Hollister council members Monday voted 4-0 in closed session to require bars in the downtown motorcycle rally area to halt alcohol sales at midnight during the three-day event.
The vote, with Mayor Ignacio Velazquez recusing himself due to his ownership of The Vault establishment in downtown Hollister, came during a closed-session setting after the regular council meeting, the mayor confirmed.
The Hollister Freedom Rally, the city’s signature event drawing tens of thousands of visitors and spurring a lively nightlife scene, is set for July 3-5 in downtown Hollister. Bars are normally allowed open until 2 a.m.
Charisse Tyson, owner of Johnny’s Bar & Grill on the San Benito Street main drag of downtown, said prior to the meeting that the early closure would “hurt me in a huge way.”
“I’m praying they don’t go along with it,” Tyson told the Free Lance on Monday before the vote.

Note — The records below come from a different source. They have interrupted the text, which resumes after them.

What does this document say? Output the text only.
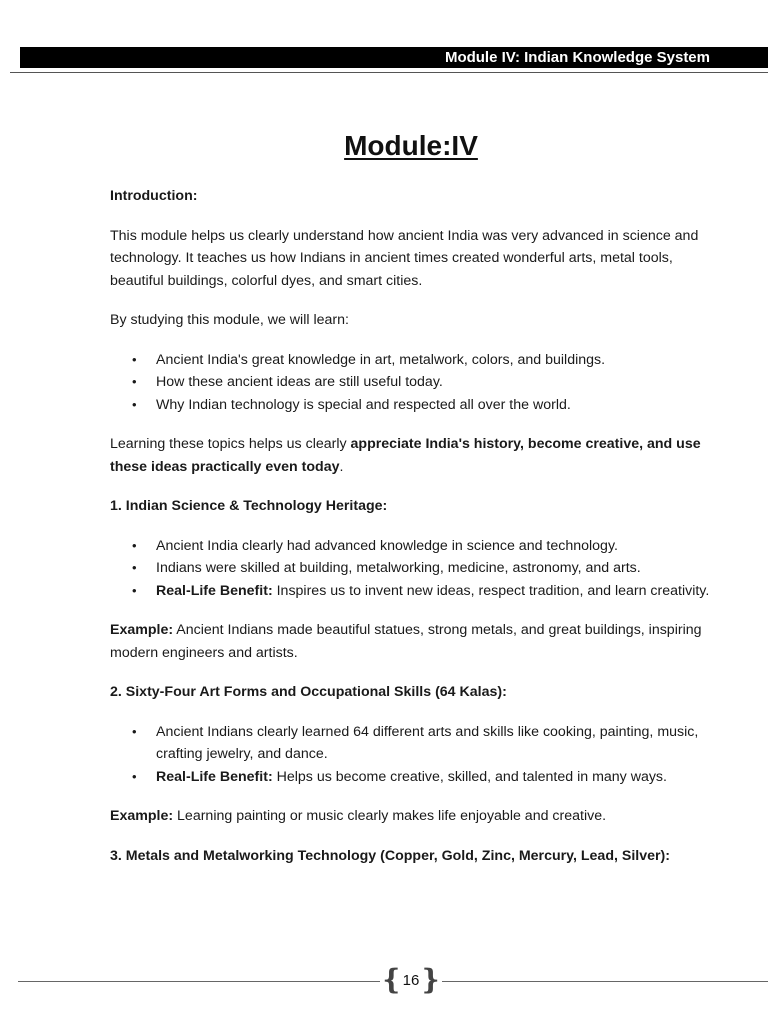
Module IV: Indian Knowledge System
Module:IV

Introduction:

This module helps us clearly understand how ancient India was very advanced in science and technology. It teaches us how Indians in ancient times created wonderful arts, metal tools, beautiful buildings, colorful dyes, and smart cities.

By studying this module, we will learn:

• Ancient India's great knowledge in art, metalwork, colors, and buildings.
• How these ancient ideas are still useful today.
• Why Indian technology is special and respected all over the world.

Learning these topics helps us clearly appreciate India's history, become creative, and use these ideas practically even today.

1. Indian Science & Technology Heritage:

• Ancient India clearly had advanced knowledge in science and technology.
• Indians were skilled at building, metalworking, medicine, astronomy, and arts.
• Real-Life Benefit: Inspires us to invent new ideas, respect tradition, and learn creativity.

Example: Ancient Indians made beautiful statues, strong metals, and great buildings, inspiring modern engineers and artists.

2. Sixty-Four Art Forms and Occupational Skills (64 Kalas):

• Ancient Indians clearly learned 64 different arts and skills like cooking, painting, music, crafting jewelry, and dance.
• Real-Life Benefit: Helps us become creative, skilled, and talented in many ways.

Example: Learning painting or music clearly makes life enjoyable and creative.

3. Metals and Metalworking Technology (Copper, Gold, Zinc, Mercury, Lead, Silver):

❴ 16 ❵
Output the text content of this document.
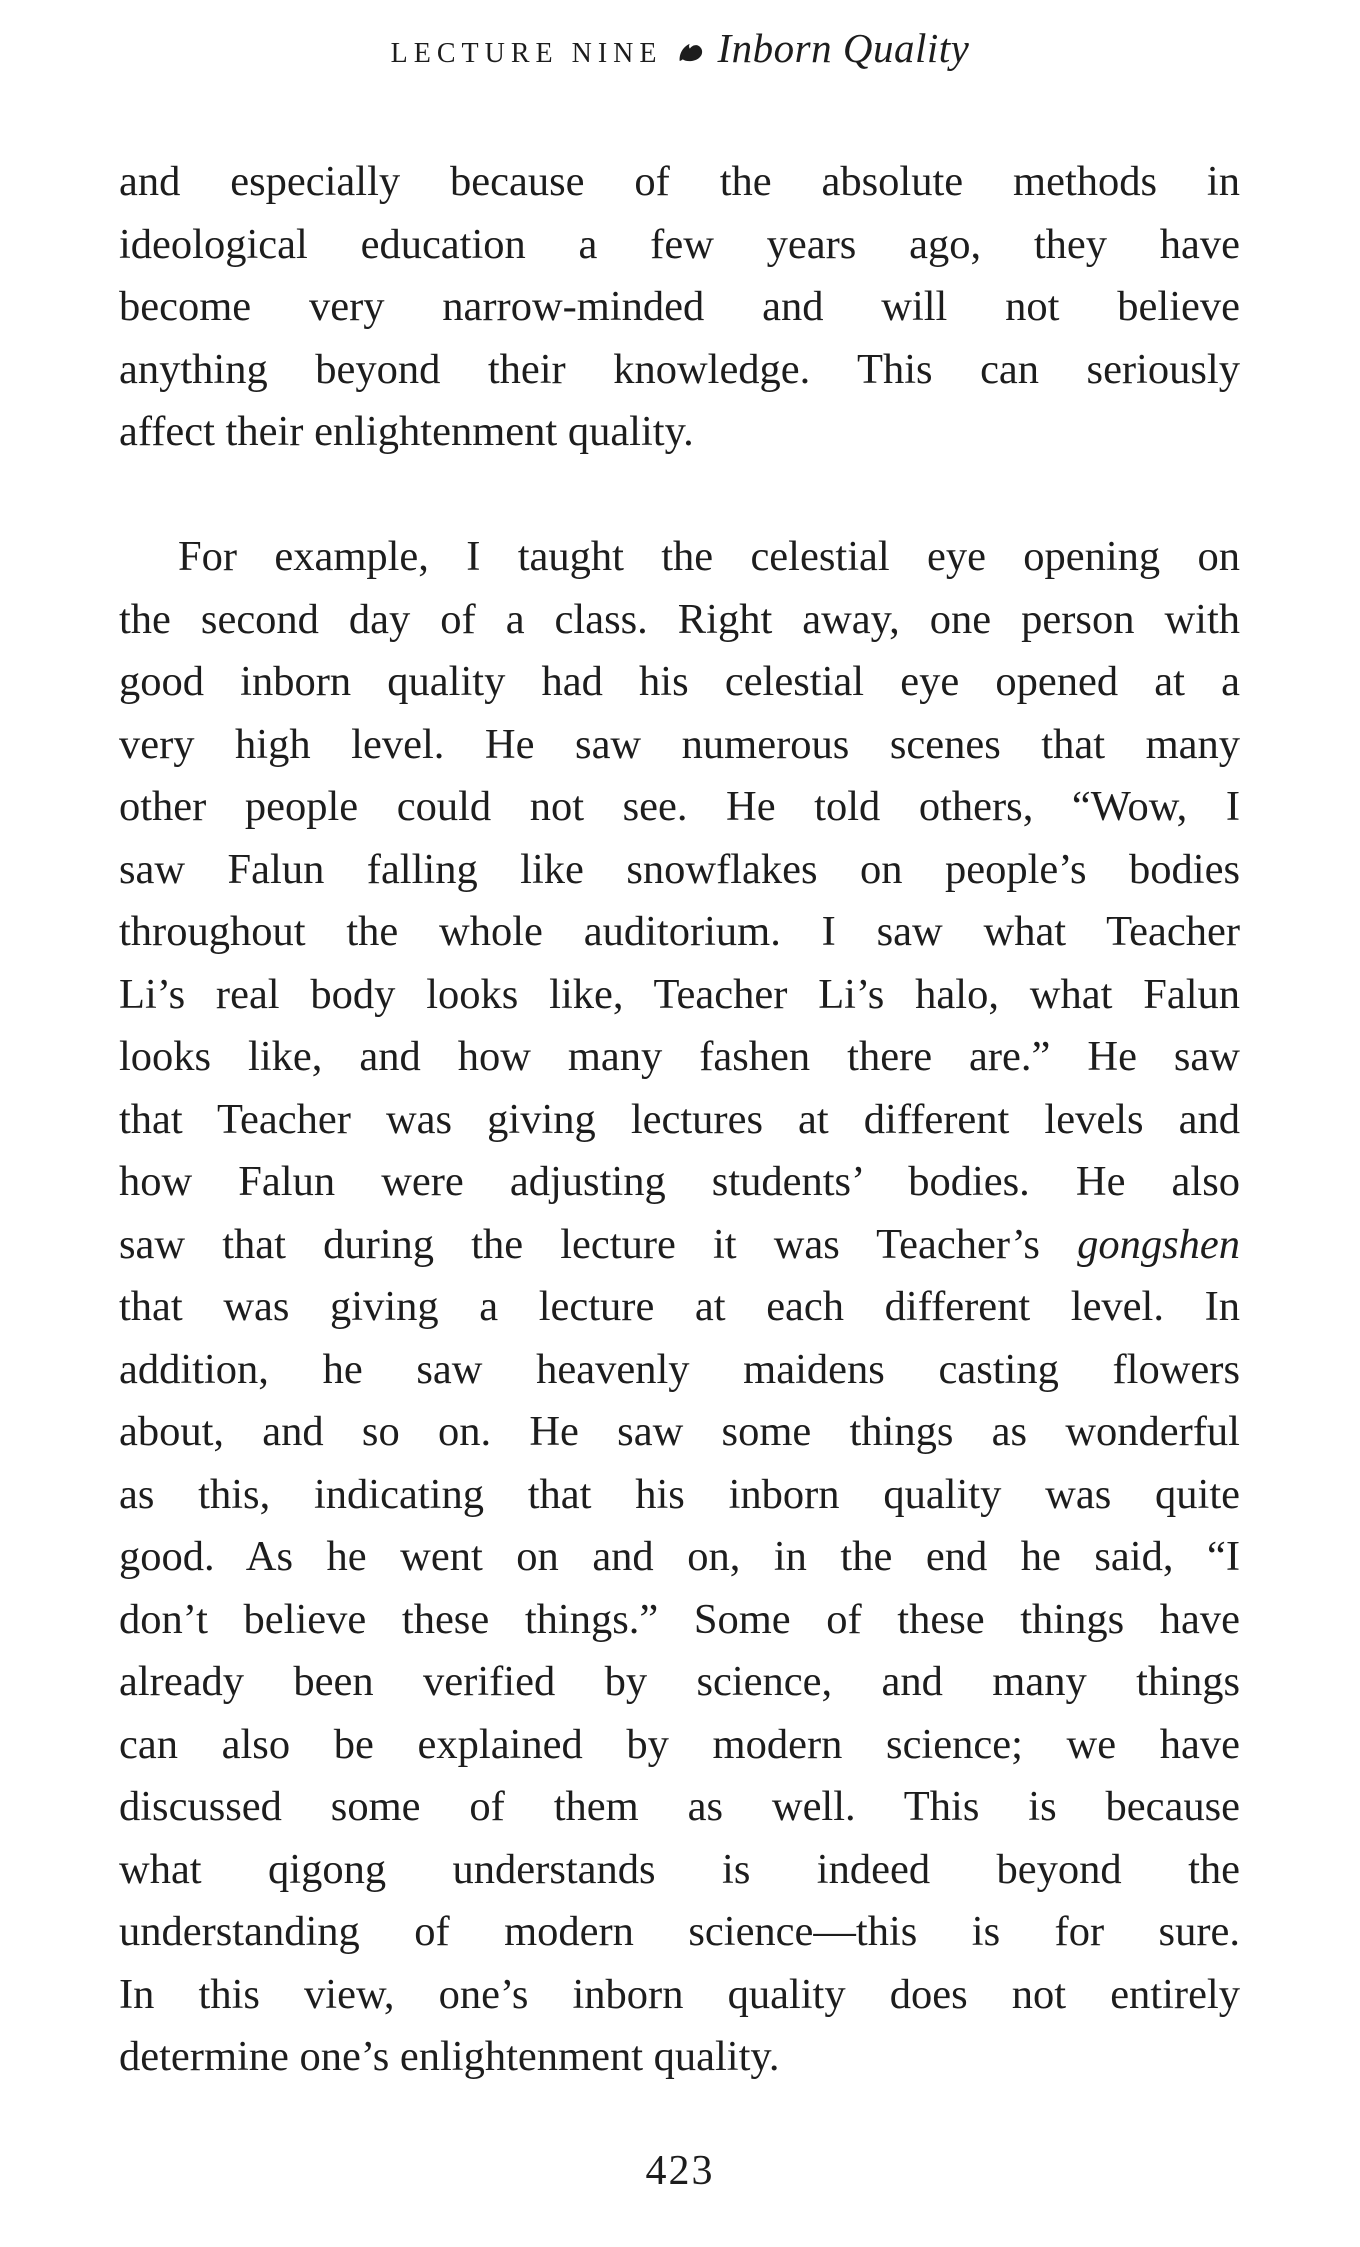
LECTURE NINE Inborn Quality
and especially because of the absolute methods in
ideological education a few years ago, they have
become very narrow-minded and will not believe
anything beyond their knowledge. This can seriously
affect their enlightenment quality.
For example, I taught the celestial eye opening on
the second day of a class. Right away, one person with
good inborn quality had his celestial eye opened at a
very high level. He saw numerous scenes that many
other people could not see. He told others, “Wow, I
saw Falun falling like snowflakes on people’s bodies
throughout the whole auditorium. I saw what Teacher
Li’s real body looks like, Teacher Li’s halo, what Falun
looks like, and how many fashen there are.” He saw
that Teacher was giving lectures at different levels and
how Falun were adjusting students’ bodies. He also
saw that during the lecture it was Teacher’s gongshen
that was giving a lecture at each different level. In
addition, he saw heavenly maidens casting flowers
about, and so on. He saw some things as wonderful
as this, indicating that his inborn quality was quite
good. As he went on and on, in the end he said, “I
don’t believe these things.” Some of these things have
already been verified by science, and many things
can also be explained by modern science; we have
discussed some of them as well. This is because
what qigong understands is indeed beyond the
understanding of modern science—this is for sure.
In this view, one’s inborn quality does not entirely
determine one’s enlightenment quality.
423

After hearing of the decision Monday to stop alcohol sales at 12, she replied by text: “It’s not the 12:00 last call I’d hoped for but it is better than the original proposal. It is what it is and we’ll do what we have to do.”
City officials recently broached the possibility of closing bars at midnight with local business owners. Tyson said she responded by writing all council members expressing her opposition to the idea, weighed during closed session of Monday’s council meeting.
The idea came from the police department and Chief David Westrick, who said Monday morning he couldn’t comment on closed-session items.
The idea was floated about a month after May shooting deaths in Waco, Texas involving rival biker gangs. Hollister also is hosting its first rally since last year’s non-fatal shooting at a Chevron gas station in the city, outside the event area, on the final morning of the 2014 biker gathering.
It is unclear why Hollister officials considered the matter in closed session. According to the Brown Act, California’s law governing open meetings matters, about closed session limitations: “They primarily involve personnel issues, pending litigation, labor negotiations and real property acquisitions.”